If -1 is passed as a parameter then all ACEs are removed.

Returns number of removed ACEs.

• RemoveAudit( -1 )
  
• RemoveAudit( $Account | $Index [, $Index2 [, ... ] ] )
  
Removes ACEs from the SACL (Audit List).

Either an account or index can be specified. The index number is the index number that is a result of calling Dump() or the Get() methods.

If -1 is passed as a parameter then all ACEs are removed.

Returns number of removed ACEs.

    Table 1. Valid ACE permissions.
  Mask contants:
   FULL........................Full access (RWDXOP).
   ALL.........................Same as FULL.
   CHANGE......................Change access (RWDX).
   READ........................Read access.
   WRITE.......................Write access.
   DELETE......................Delete access.
   EXECUTE.....................Execute access.
   NO_ACCESS...................No permissions specified.

    Table 2. Valid ACE type constants.
  Type constants:
   ALLOW.......................The permission mask is allowed.
   GRANT.......................Same as ALLOW.
   DENY........................The permission mask is denied.
   AUDIT.......................The permission is for auditing.
   OWNER.......................The account specified is the OWNER (the
                               mask is ignored)
   GROUP.......................The account specified is the GROUP (the
                               mask is ignored)

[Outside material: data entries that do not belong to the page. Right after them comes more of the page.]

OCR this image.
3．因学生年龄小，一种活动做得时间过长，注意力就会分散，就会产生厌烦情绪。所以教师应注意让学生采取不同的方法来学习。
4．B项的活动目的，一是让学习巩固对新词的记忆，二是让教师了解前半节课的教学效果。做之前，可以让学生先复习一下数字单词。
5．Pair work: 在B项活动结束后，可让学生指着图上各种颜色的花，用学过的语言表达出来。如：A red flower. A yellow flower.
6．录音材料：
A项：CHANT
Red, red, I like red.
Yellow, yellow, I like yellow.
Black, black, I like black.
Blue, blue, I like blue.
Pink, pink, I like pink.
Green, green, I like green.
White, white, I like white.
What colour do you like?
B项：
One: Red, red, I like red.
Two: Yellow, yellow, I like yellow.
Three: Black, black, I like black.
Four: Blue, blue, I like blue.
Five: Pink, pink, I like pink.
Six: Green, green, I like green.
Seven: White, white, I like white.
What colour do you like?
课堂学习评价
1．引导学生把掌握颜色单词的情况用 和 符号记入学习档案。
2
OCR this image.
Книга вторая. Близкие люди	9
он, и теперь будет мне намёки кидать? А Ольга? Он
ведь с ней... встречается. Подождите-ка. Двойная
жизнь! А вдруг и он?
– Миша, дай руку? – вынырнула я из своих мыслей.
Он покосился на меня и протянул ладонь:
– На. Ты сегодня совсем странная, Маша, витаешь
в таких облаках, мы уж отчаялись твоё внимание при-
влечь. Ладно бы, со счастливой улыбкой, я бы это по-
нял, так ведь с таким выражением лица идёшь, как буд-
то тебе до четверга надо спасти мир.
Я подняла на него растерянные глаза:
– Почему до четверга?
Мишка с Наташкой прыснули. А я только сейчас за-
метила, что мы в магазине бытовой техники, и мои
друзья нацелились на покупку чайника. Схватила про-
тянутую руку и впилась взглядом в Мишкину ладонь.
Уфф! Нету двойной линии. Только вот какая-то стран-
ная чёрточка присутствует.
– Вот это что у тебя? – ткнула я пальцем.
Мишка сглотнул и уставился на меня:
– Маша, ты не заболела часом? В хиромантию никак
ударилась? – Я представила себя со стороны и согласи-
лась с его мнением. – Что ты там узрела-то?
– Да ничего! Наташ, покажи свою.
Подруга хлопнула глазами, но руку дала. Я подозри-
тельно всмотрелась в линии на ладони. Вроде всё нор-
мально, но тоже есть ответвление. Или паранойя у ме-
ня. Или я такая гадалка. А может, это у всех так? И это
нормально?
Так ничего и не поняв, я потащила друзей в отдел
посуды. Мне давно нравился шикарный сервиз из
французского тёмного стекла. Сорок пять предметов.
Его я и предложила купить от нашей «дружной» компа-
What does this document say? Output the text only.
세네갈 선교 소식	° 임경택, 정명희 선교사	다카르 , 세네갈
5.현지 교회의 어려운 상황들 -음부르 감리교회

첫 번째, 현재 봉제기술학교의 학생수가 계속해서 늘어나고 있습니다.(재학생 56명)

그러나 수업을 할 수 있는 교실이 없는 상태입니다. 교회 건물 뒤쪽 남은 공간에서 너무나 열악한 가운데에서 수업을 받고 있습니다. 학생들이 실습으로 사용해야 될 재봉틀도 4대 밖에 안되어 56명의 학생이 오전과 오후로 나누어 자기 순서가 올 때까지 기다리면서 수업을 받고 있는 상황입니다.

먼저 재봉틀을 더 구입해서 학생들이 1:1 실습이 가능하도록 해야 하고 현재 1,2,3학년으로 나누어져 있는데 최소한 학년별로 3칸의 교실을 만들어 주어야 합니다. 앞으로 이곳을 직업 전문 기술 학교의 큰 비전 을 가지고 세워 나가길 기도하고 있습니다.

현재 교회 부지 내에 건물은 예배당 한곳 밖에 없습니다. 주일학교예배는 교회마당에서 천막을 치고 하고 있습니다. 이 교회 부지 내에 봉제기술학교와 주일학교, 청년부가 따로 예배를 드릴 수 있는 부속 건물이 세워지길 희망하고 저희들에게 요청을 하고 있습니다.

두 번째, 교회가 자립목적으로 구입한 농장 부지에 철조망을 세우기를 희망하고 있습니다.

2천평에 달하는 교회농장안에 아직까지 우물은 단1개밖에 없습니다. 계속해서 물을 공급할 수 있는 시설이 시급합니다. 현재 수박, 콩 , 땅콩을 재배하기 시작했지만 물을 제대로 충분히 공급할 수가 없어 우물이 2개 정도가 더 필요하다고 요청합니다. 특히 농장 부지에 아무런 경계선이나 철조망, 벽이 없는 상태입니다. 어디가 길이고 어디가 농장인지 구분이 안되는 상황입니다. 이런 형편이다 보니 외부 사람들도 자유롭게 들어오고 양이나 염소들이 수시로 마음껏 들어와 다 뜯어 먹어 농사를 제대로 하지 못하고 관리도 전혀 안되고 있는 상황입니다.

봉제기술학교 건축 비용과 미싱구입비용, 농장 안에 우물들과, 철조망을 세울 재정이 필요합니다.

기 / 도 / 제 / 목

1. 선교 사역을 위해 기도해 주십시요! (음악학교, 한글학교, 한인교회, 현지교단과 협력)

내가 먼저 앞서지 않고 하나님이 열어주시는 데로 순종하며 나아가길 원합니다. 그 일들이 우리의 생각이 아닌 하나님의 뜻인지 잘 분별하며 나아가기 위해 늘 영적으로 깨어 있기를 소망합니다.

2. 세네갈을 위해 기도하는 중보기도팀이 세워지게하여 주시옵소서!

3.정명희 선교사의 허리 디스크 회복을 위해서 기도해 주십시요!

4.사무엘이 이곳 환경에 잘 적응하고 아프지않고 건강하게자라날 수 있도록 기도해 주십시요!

    Table 3. Valid ACE flag contants.
  Flag constants:
   DIRECTORY...................The permission is for a directory.
   DIR.........................Same as DIRECTORY.
   KEY.........................The permission is for a registry key.
   CONTAINER...................The permission is for a container
                               object (dir, registry key, etc).
   FILE........................The permission is for a file.
   VALUE.......................The permission is for a registry value.
   NON_CONTAINER...............The permission is for a non container
                               object (file, registry value, etc).
   SUCCESS.....................If the type is AUDIT then this means
                               to audit success.
   FAILURE.....................If the type is AUDIT then this means
                               to audit failure.

Appendix A. Path formats.

When specifying a path for the following methods:

        new
        Import
        Set

you can use one of two formats:

        path
        object_type:path

The first format (path) is simply the path of the object such as:

        c:\temp\file.txt
        d:\Program Files\Office
        \\server\share
        \\server\share\dir\file.txt
        \\server\printer
        HKEY_LOCAL_MACHINE\Software
        \\machine\HKEY_LOCAL_MACHINE\Software

The second format (object_type:path) is the path prepended by a object type and colon:

        file:c:\temp\file.txt
        dir:d:\Program Files\Office
        share:\\server\share
        file:\\server\share\dir\file.txt
        printer:\\server\printer
        registry:HKEY_LOCAL_MACHINE\Software
        registry:\\machine\HKEY_LOCAL_MACHINE\Software

Note that file: and dir: are synonyms; either can be used.

SEE ALSO

The Official Win32::Perms Home Page:

  http://www.roth.net/perl/perms/

AUTHOR

Dave Roth ( http://www.roth.net/contact/ )

COPYRIGHT AND LICENSE

Copyright (c) 1998-2002 Dave Roth

Courtesy of Roth Consulting ( http://www.roth.net/ )

This library may be copied or modified only under the terms of either the Artistic License or the GNU General Public License, which may be found in the Perl 5.0 source kit.